I'm starting working with GAPIT for GWAS. Here is an error that I get while trying to run. the simplest GLM with my data:
"[1] "GD does not mach GM in Manhattan !!!"
Error in [.data.frame
(GD, , !is.na(GI.MP[, 3])) :
undefined columns selected
In addition: Warning messages:
1: In rm(eig.L) : object 'eig.L' not found
2: In merge.data.frame(gs.blup, BLUE, by.x = "Taxa", by.y = "Taxa") :
column names ‘NA’, ‘NA’ are duplicated in the result"
Here is the code I've used:
myY <- read.table("populus_alive_pheno.csv", sep = ";", header = TRUE)
myG <- read.table("populus_test_new1.csv", sep= ";", header = FALSE)
dir.create(file.path(main_dir, "/res"))
setwd(paste(main_dir, "/res", sep=""))
myGAPIT_GLM0 <- GAPIT(
Y = myY[, 1:2],
G = myG,
SNP.MAF = 0.05,
SNP.fraction = 0, ## NO kinship
PCA.total = 0, ## no pop struct
Model.selection = FALSE,
model = "GLM",
Geno.View.output = FALSE ## required when too much SNPs
)
After running this code, GAPIT makes some phenotype statistics graphs, makes QQplot and Genomewise Manhattan, but stops when it comes to chromosome wide Manhattan.

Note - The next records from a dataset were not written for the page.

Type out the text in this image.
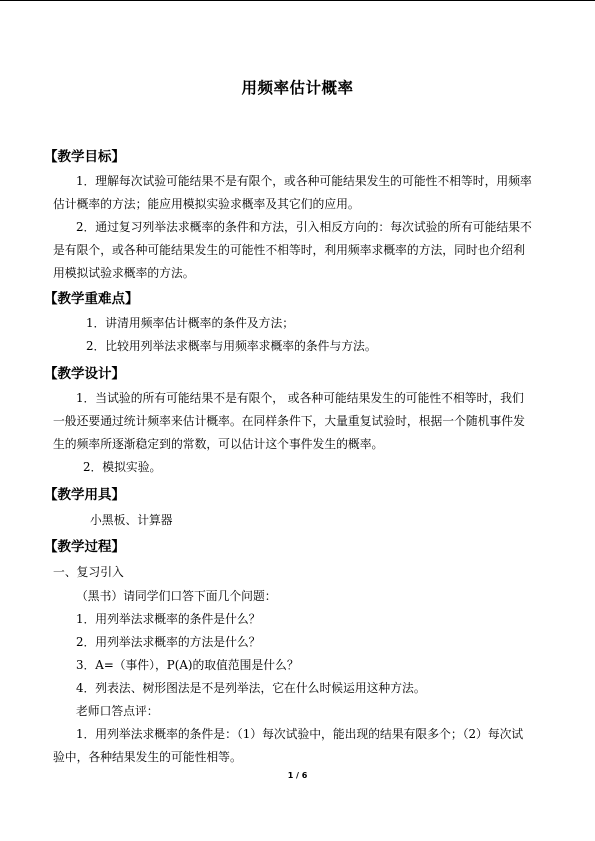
用频率估计概率
【教学目标】
1．理解每次试验可能结果不是有限个，或各种可能结果发生的可能性不相等时，用频率
估计概率的方法；能应用模拟实验求概率及其它们的应用。
2．通过复习列举法求概率的条件和方法，引入相反方向的：每次试验的所有可能结果不
是有限个，或各种可能结果发生的可能性不相等时，利用频率求概率的方法，同时也介绍利
用模拟试验求概率的方法。
【教学重难点】
1．讲清用频率估计概率的条件及方法；
2．比较用列举法求概率与用频率求概率的条件与方法。
【教学设计】
1．当试验的所有可能结果不是有限个， 或各种可能结果发生的可能性不相等时，我们
一般还要通过统计频率来估计概率。在同样条件下，大量重复试验时，根据一个随机事件发
生的频率所逐渐稳定到的常数，可以估计这个事件发生的概率。
2．模拟实验。
【教学用具】
小黑板、计算器
【教学过程】
一、复习引入
（黑书）请同学们口答下面几个问题：
1．用列举法求概率的条件是什么？
2．用列举法求概率的方法是什么？
3．A=（事件），P(A)的取值范围是什么？
4．列表法、树形图法是不是列举法，它在什么时候运用这种方法。
老师口答点评：
1．用列举法求概率的条件是：（1）每次试验中，能出现的结果有限多个；（2）每次试
验中，各种结果发生的可能性相等。
1 / 6
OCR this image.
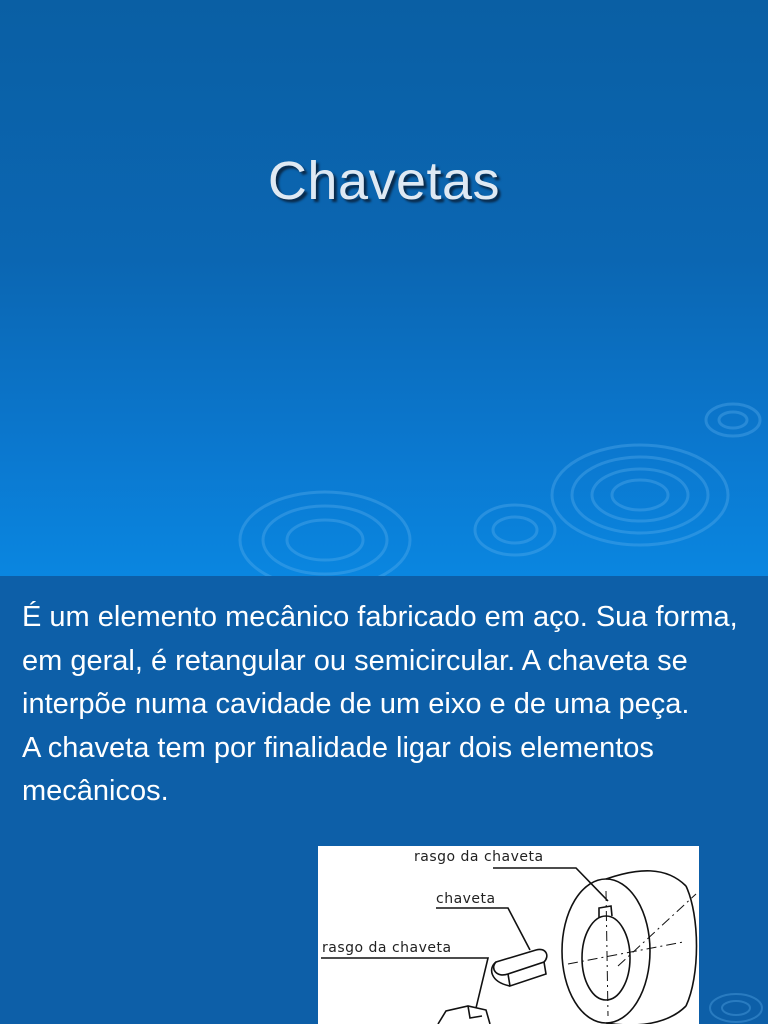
Chavetas

É um elemento mecânico fabricado em aço. Sua forma, em geral, é retangular ou semicircular. A chaveta se interpõe numa cavidade de um eixo e de uma peça.

A chaveta tem por finalidade ligar dois elementos mecânicos.

rasgo da chaveta
chaveta
rasgo da chaveta
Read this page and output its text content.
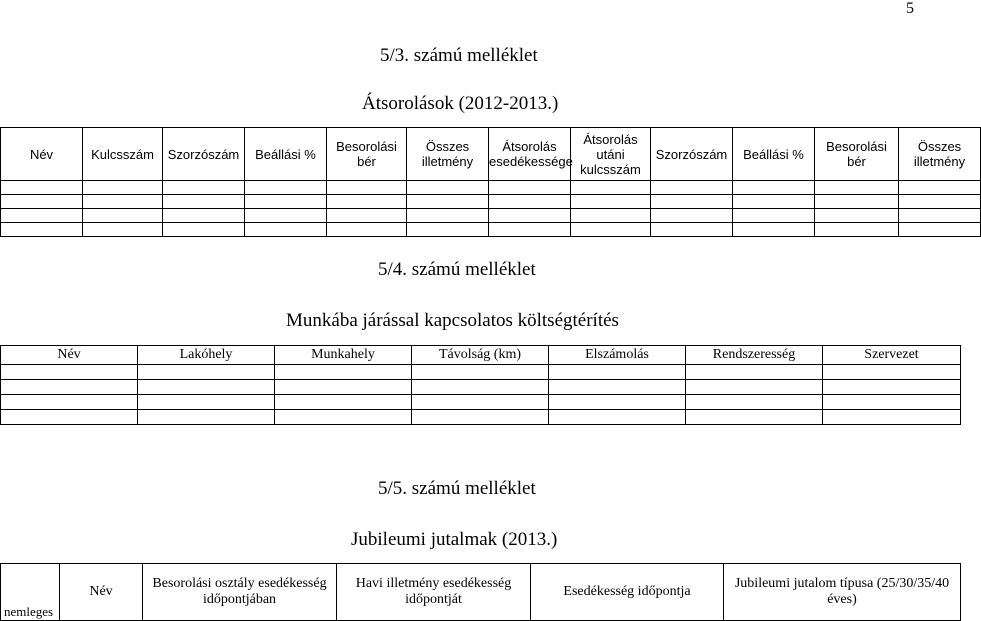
5
5/3. számú melléklet
Átsorolások (2012-2013.)
Név	Kulcsszám	Szorzószám	Beállási %	Besorolási bér	Összes illetmény	Átsorolás esedékessége	Átsorolás utáni kulcsszám	Szorzószám	Beállási %	Besorolási bér	Összes illetmény

5/4. számú melléklet
Munkába járással kapcsolatos költségtérítés
Név	Lakóhely	Munkahely	Távolság (km)	Elszámolás	Rendszeresség	Szervezet

5/5. számú melléklet
Jubileumi jutalmak (2013.)
nemleges	Név	Besorolási osztály esedékesség időpontjában	Havi illetmény esedékesség időpontját	Esedékesség időpontja	Jubileumi jutalom típusa (25/30/35/40 éves)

I asked my colleague what can be the problem, and I was said that this error occurs due to different number of samples in genotype file and phenotype file. Browsing the internet, I found the same. But I've checked my data, there are 63 rows (samples) in the pheno file, and 74 columns (11 obligatory GAPIT columns + 63 samples) in the genotype file.
I attach screenshots of heads my datasets in case there is still some problem with them.